In 2014, Uber agreed to cap surge pricing during natural disasters or local emergencies, but that policy has been applied unevenly in the years since. Uber was criticized for failing to suspend surge pricing during a terrorist bombing in New York City in 2016, and it was dogged by false claims of price gouging in the aftermath of the 2015 terrorist attack in Paris. Its decision to lift surge pricing but continue to provide service during a taxi driver strike at JFK Airport in 2017 resulted in some of the harshest criticism to date. (Remember #DeleteUber?)
Now, all decisions — whether to cap surge pricing, suspend service, or donate to disaster relief efforts — will be made by Uber’s staff of emergency response personnel at the Global Security Center. It was there that the company first began to track Hurricane Florence, for example, a week before the storm made landfall.
“We definitely monitor storm systems that don’t make landfall,” said Carla Gray, Uber’s global head of physical security. “We’re looking at a lot of different criteria. What is the information we’re getting from the local authorities? Do we think it’s dangerous to anyone in proximity? How confident do we feel about the quality of the information? So there’s a lot of dynamics that we’re considering.”

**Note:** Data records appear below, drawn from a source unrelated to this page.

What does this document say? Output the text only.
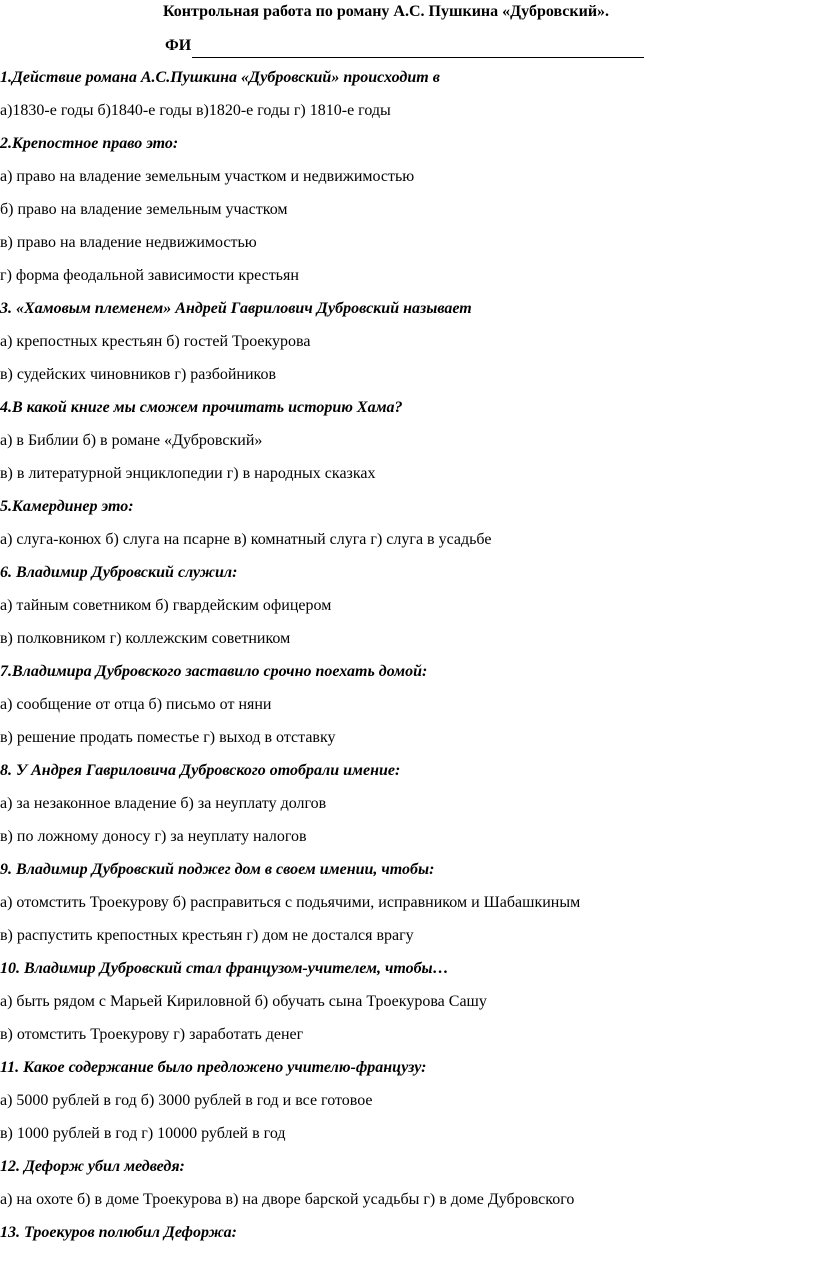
Контрольная работа по роману А.С. Пушкина «Дубровский».
ФИ
1.Действие романа А.С.Пушкина «Дубровский» происходит в
а)1830-е годы б)1840-е годы в)1820-е годы г) 1810-е годы
2.Крепостное право это:
а) право на владение земельным участком и недвижимостью
б) право на владение земельным участком
в) право на владение недвижимостью
г) форма феодальной зависимости крестьян
3. «Хамовым племенем» Андрей Гаврилович Дубровский называет
а) крепостных крестьян б) гостей Троекурова
в) судейских чиновников г) разбойников
4.В какой книге мы сможем прочитать историю Хама?
а) в Библии б) в романе «Дубровский»
в) в литературной энциклопедии г) в народных сказках
5.Камердинер это:
а) слуга-конюх б) слуга на псарне в) комнатный слуга г) слуга в усадьбе
6. Владимир Дубровский служил:
а) тайным советником б) гвардейским офицером
в) полковником г) коллежским советником
7.Владимира Дубровского заставило срочно поехать домой:
а) сообщение от отца б) письмо от няни
в) решение продать поместье г) выход в отставку
8. У Андрея Гавриловича Дубровского отобрали имение:
а) за незаконное владение б) за неуплату долгов
в) по ложному доносу г) за неуплату налогов
9. Владимир Дубровский поджег дом в своем имении, чтобы:
а) отомстить Троекурову б) расправиться с подьячими, исправником и Шабашкиным
в) распустить крепостных крестьян г) дом не достался врагу
10. Владимир Дубровский стал французом-учителем, чтобы…
а) быть рядом с Марьей Кириловной б) обучать сына Троекурова Сашу
в) отомстить Троекурову г) заработать денег
11. Какое содержание было предложено учителю-французу:
а) 5000 рублей в год б) 3000 рублей в год и все готовое
в) 1000 рублей в год г) 10000 рублей в год
12. Дефорж убил медведя:
а) на охоте б) в доме Троекурова в) на дворе барской усадьбы г) в доме Дубровского
13. Троекуров полюбил Дефоржа:
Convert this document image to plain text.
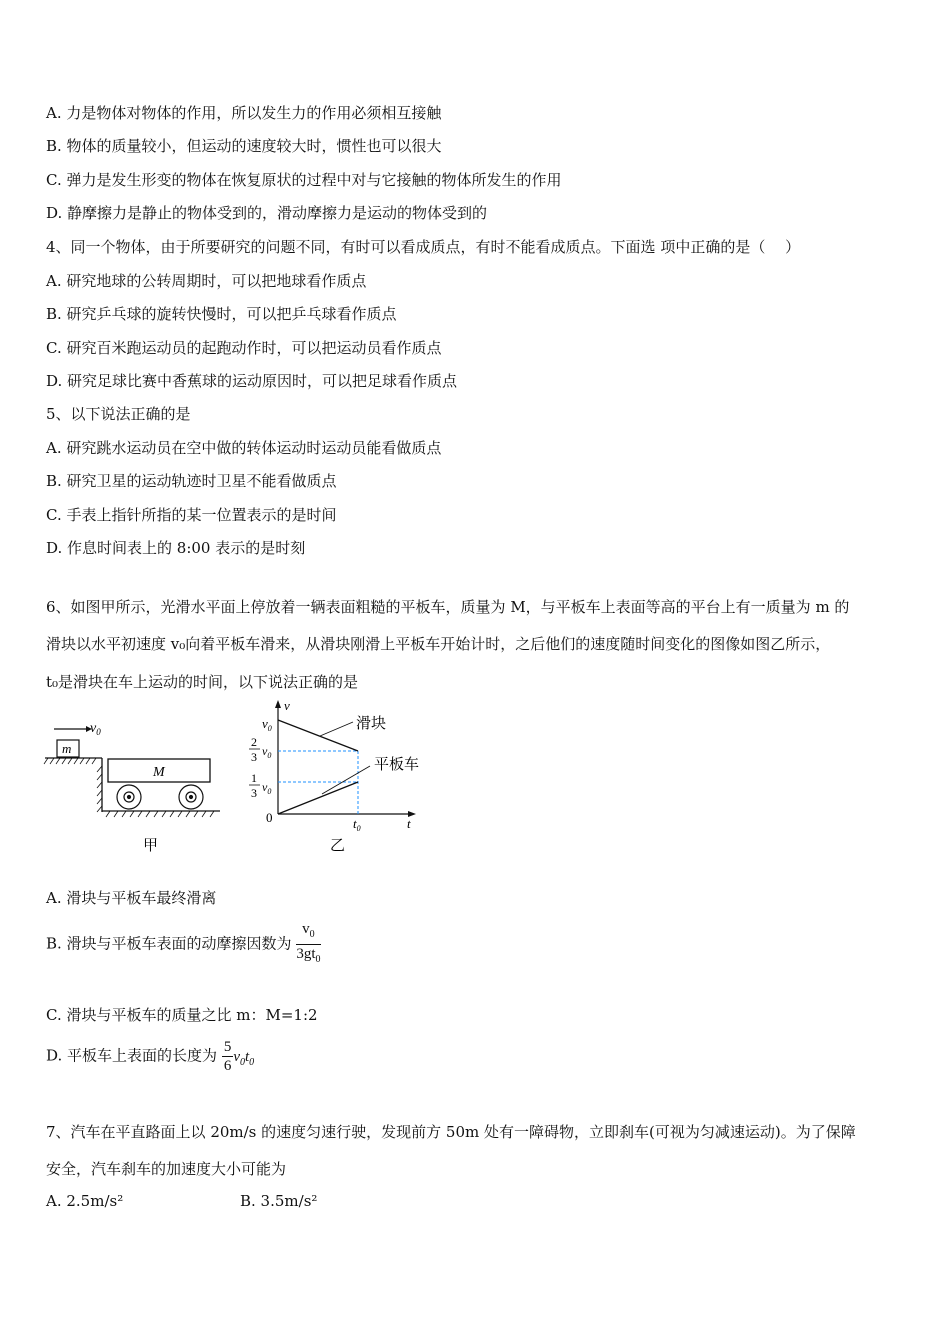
A. 力是物体对物体的作用，所以发生力的作用必须相互接触
B. 物体的质量较小，但运动的速度较大时，惯性也可以很大
C. 弹力是发生形变的物体在恢复原状的过程中对与它接触的物体所发生的作用
D. 静摩擦力是静止的物体受到的，滑动摩擦力是运动的物体受到的
4、同一个物体，由于所要研究的问题不同，有时可以看成质点，有时不能看成质点。下面选 项中正确的是（　 ）
A. 研究地球的公转周期时，可以把地球看作质点
B. 研究乒乓球的旋转快慢时，可以把乒乓球看作质点
C. 研究百米跑运动员的起跑动作时，可以把运动员看作质点
D. 研究足球比赛中香蕉球的运动原因时，可以把足球看作质点
5、以下说法正确的是
A. 研究跳水运动员在空中做的转体运动时运动员能看做质点
B. 研究卫星的运动轨迹时卫星不能看做质点
C. 手表上指针所指的某一位置表示的是时间
D. 作息时间表上的 8:00 表示的是时刻
6、如图甲所示，光滑水平面上停放着一辆表面粗糙的平板车，质量为 M，与平板车上表面等高的平台上有一质量为 m 的
滑块以水平初速度 v₀向着平板车滑来，从滑块刚滑上平板车开始计时，之后他们的速度随时间变化的图像如图乙所示，
t₀是滑块在车上运动的时间，以下说法正确的是
$v_0$
m
M
甲
v
t
0
$v_0$
2
3 $v_0$
1
3 $v_0$
滑块
平板车
$t_0$
乙
A. 滑块与平板车最终滑离
B. 滑块与平板车表面的动摩擦因数为 $\frac{v_0}{3gt_0}$
C. 滑块与平板车的质量之比 m：M=1:2
D. 平板车上表面的长度为 $\frac{5}{6} v_0t_0$
7、汽车在平直路面上以 20m/s 的速度匀速行驶，发现前方 50m 处有一障碍物，立即刹车(可视为匀减速运动)。为了保障
安全，汽车刹车的加速度大小可能为
A. 2.5m/s²	B. 3.5m/s²
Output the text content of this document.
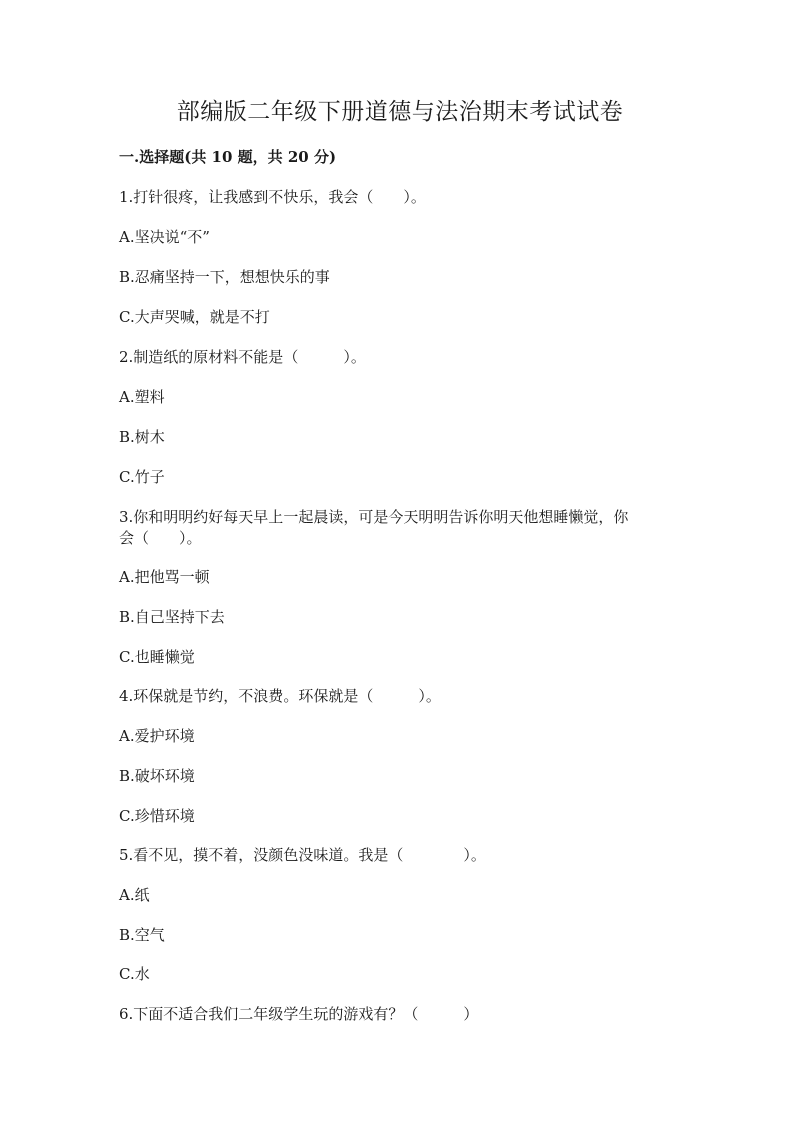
部编版二年级下册道德与法治期末考试试卷
一.选择题(共 10 题，共 20 分)
1.打针很疼，让我感到不快乐，我会（　　）。
A.坚决说“不”
B.忍痛坚持一下，想想快乐的事
C.大声哭喊，就是不打
2.制造纸的原材料不能是（　　　）。
A.塑料
B.树木
C.竹子
3.你和明明约好每天早上一起晨读，可是今天明明告诉你明天他想睡懒觉，你
会（　　）。
A.把他骂一顿
B.自己坚持下去
C.也睡懒觉
4.环保就是节约，不浪费。环保就是（　　　）。
A.爱护环境
B.破坏环境
C.珍惜环境
5.看不见，摸不着，没颜色没味道。我是（　　　　）。
A.纸
B.空气
C.水
6.下面不适合我们二年级学生玩的游戏有？（　　　）
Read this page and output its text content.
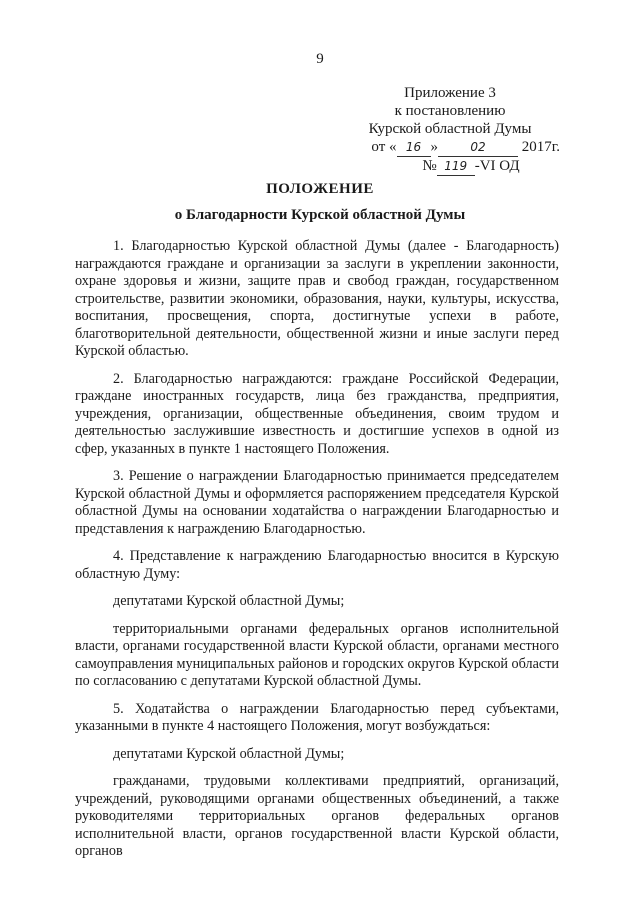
9
Приложение 3
к постановлению
Курской областной Думы
от « 16 »	02 2017г.
№ 119 -VI ОД
ПОЛОЖЕНИЕ
о Благодарности Курской областной Думы

1. Благодарностью Курской областной Думы (далее - Благодарность) награждаются граждане и организации за заслуги в укреплении законности, охране здоровья и жизни, защите прав и свобод граждан, государственном строительстве, развитии экономики, образования, науки, культуры, искусства, воспитания, просвещения, спорта, достигнутые успехи в работе, благотворительной деятельности, общественной жизни и иные заслуги перед Курской областью.

2. Благодарностью награждаются: граждане Российской Федерации, граждане иностранных государств, лица без гражданства, предприятия, учреждения, организации, общественные объединения, своим трудом и деятельностью заслужившие известность и достигшие успехов в одной из сфер, указанных в пункте 1 настоящего Положения.

3. Решение о награждении Благодарностью принимается председателем Курской областной Думы и оформляется распоряжением председателя Курской областной Думы на основании ходатайства о награждении Благодарностью и представления к награждению Благодарностью.

4. Представление к награждению Благодарностью вносится в Курскую областную Думу:

депутатами Курской областной Думы;

территориальными органами федеральных органов исполнительной власти, органами государственной власти Курской области, органами местного самоуправления муниципальных районов и городских округов Курской области по согласованию с депутатами Курской областной Думы.

5. Ходатайства о награждении Благодарностью перед субъектами, указанными в пункте 4 настоящего Положения, могут возбуждаться:

депутатами Курской областной Думы;

гражданами, трудовыми коллективами предприятий, организаций, учреждений, руководящими органами общественных объединений, а также руководителями территориальных органов федеральных органов исполнительной власти, органов государственной власти Курской области, органов
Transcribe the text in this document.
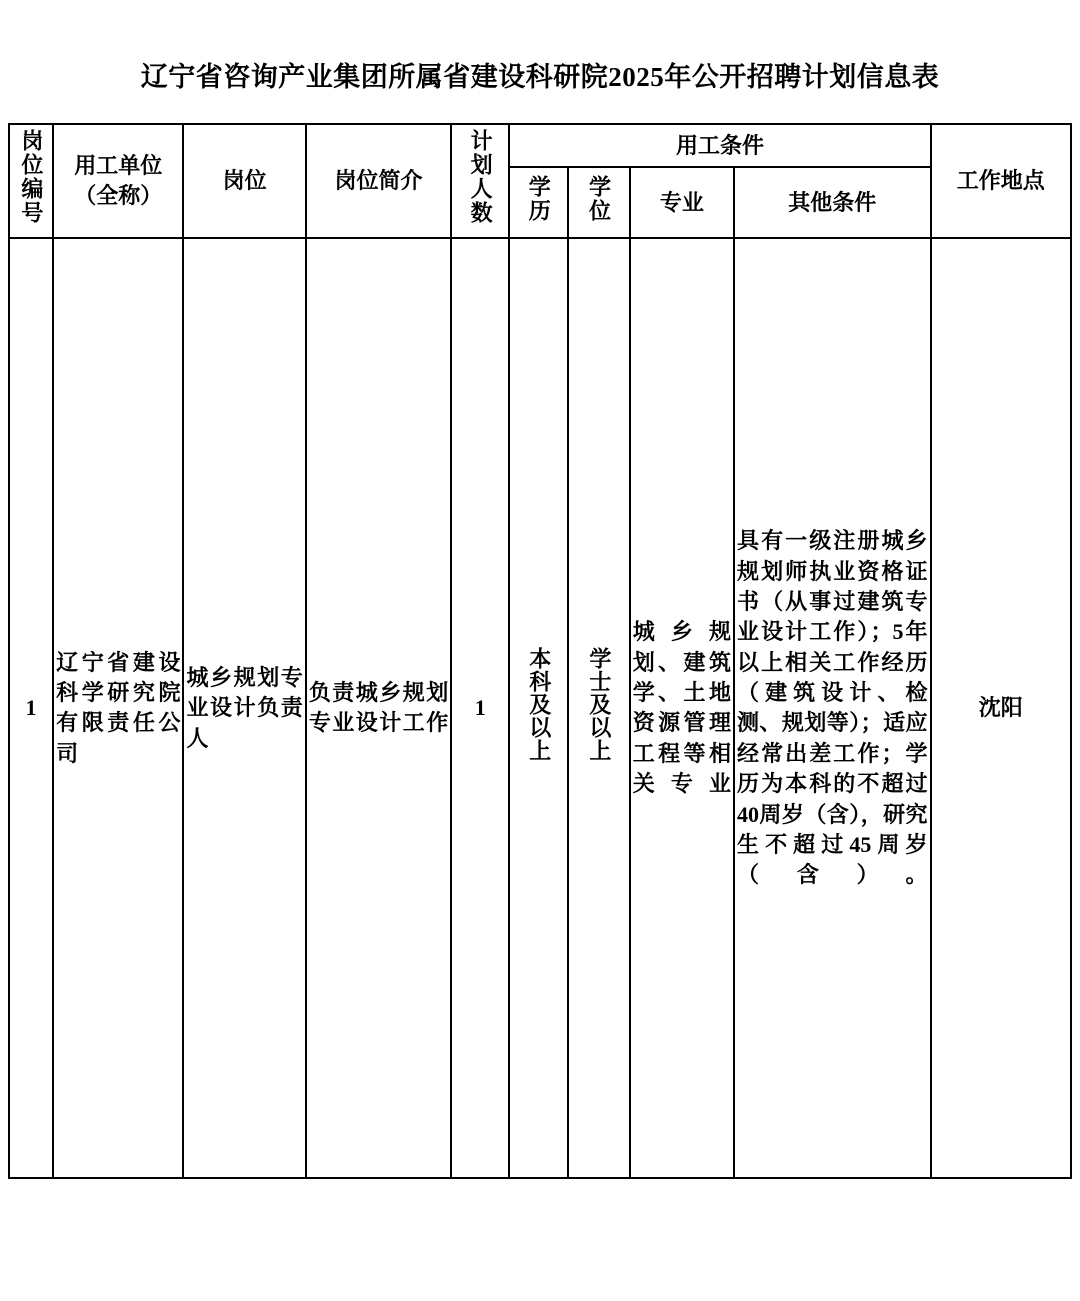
辽宁省咨询产业集团所属省建设科研院2025年公开招聘计划信息表
岗位编号	用工单位（全称）	岗位	岗位简介	计划人数	用工条件				工作地点
					学历	学位	专业	其他条件	
1	辽宁省建设科学研究院有限责任公司	城乡规划专业设计负责人	负责城乡规划专业设计工作	1	本科及以上	学士及以上	城乡规划、建筑学、土地资源管理工程等相关专业	具有一级注册城乡规划师执业资格证书（从事过建筑专业设计工作）；5年以上相关工作经历（建筑设计、检测、规划等）；适应经常出差工作；学历为本科的不超过40周岁（含），研究生不超过45周岁（含）。	沈阳
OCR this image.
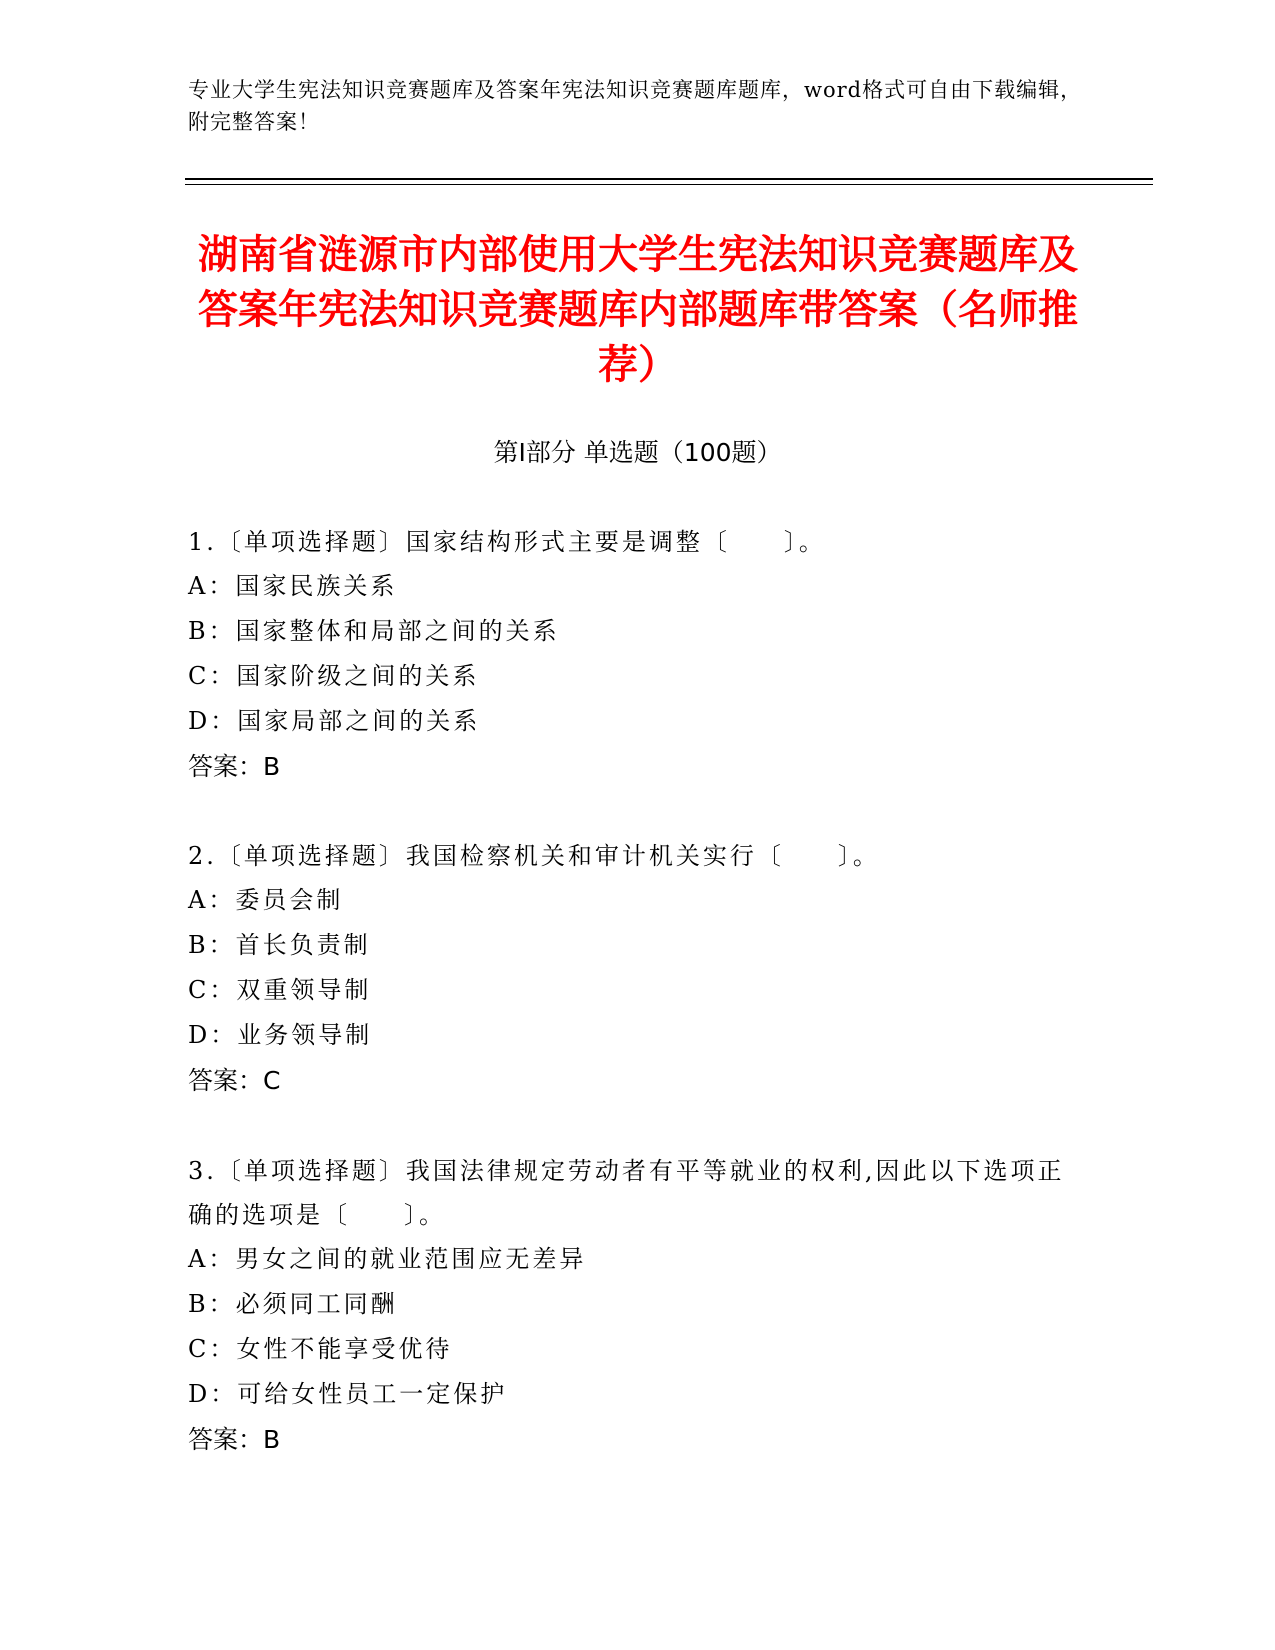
专业大学生宪法知识竞赛题库及答案年宪法知识竞赛题库题库，word格式可自由下载编辑，附完整答案！
湖南省涟源市内部使用大学生宪法知识竞赛题库及答案年宪法知识竞赛题库内部题库带答案（名师推荐）
第Ⅰ部分 单选题（100题）
1.〔单项选择题〕国家结构形式主要是调整〔　　〕。
A：国家民族关系
B：国家整体和局部之间的关系
C：国家阶级之间的关系
D：国家局部之间的关系
答案：B
2.〔单项选择题〕我国检察机关和审计机关实行〔　　〕。
A：委员会制
B：首长负责制
C：双重领导制
D：业务领导制
答案：C
3.〔单项选择题〕我国法律规定劳动者有平等就业的权利,因此以下选项正确的选项是〔　　〕。
A：男女之间的就业范围应无差异
B：必须同工同酬
C：女性不能享受优待
D：可给女性员工一定保护
答案：B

Just last week, Uber implemented pricing caps in “probably over 20 incidents,” Gray said, from a major fire in Calcutta, India, to a report of an active shooter in Maryland, to a plane crash in Texas. The Global Security Center monitored each of those events in real time, making decisions about how to control the fare algorithm that is normally dictated by demand. In situations where unintended charges might have occurred during an emergency, Uber will review those incidents and refund them. Customers are encouraged to report issues of overcharging through the app.
“The goal is we’re consistent and reliable in our response,” Gray said. “Helping people understand what our approach and philosophy is here is the important message to get out, so people understand we are paying attention and are doing our best to respond quickly.”
It’s also a sign of Uber’s rapid growth into a global transportation giant. Much like major airlines and financial institutions, Uber found that it needed a central hub for security operations. But Gray insists that Uber’s team is unique. “But I’m not sure that they have teams with our diverse set of backgrounds that are making real-time impact of marketplaces like our teams have been,” she said.